Son los valles que se abren hacia el norte y los mas verdes y exuberantes. Llenos plataneras cultivadas en terrazas, con grandes terraplenes y acantilados y mucha agua por todos lados. El Valle de Hermigua es una maravilla para la vista, hay una piscina “natural” en la Playa de Santa Catalina, junto al viejo pescante, donde puedes bañarte cuando la marea está baja y se pueden hacer buenas rutas a pie por la zona. Hacia el norte pasando por Lepe, un encantador pueblecito a los pies de Agulo, protegido por una pared vertical con una de las muchísimos saltos de agua que hay por toda la isla y hacia el Sur por la Playa de la Caleta.
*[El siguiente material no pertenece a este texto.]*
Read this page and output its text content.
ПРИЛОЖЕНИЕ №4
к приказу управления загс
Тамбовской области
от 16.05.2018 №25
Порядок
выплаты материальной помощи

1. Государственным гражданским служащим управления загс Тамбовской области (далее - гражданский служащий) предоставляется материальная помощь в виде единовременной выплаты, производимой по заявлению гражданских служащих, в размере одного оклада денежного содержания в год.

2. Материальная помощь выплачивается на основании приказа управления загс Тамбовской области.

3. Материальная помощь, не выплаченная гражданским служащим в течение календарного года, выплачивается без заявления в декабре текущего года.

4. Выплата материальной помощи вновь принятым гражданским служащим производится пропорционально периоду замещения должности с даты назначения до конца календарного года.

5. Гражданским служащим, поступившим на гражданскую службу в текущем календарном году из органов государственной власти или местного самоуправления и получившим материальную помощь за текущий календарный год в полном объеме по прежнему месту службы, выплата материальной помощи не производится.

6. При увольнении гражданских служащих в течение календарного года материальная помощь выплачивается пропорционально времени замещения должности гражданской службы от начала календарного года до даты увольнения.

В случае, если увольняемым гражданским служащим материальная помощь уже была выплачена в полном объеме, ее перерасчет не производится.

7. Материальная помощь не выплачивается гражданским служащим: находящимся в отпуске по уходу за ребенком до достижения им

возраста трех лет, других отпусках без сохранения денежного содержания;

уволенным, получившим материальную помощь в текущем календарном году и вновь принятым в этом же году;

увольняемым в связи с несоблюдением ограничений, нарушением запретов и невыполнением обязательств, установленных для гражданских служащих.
Me encantó un recorrido por la costa de esta zona. Dejando el coche en un alto de la carretera que va desde Hermigua a la Playa de la Caleta sale un camino de tierra a la derecha. Bordea a poca altura pequeños valles siempre con el Teide enfrente, pasando por El Palmar y la zona de Majona, una muy buena opción si quieres caminar y arriba en la montaña está muy nublado. A la vuelta bajar a la Caleta para darse una baño o tomar algo en la terraza del bar.
En la zona de Vallehermoso encontramos Los Órganos, un curioso acantilado que todos los lugareños recomiendan pero que solo puede verse desde el mar, yo no tuve la suerte de verlo pero seguro que merece la pena.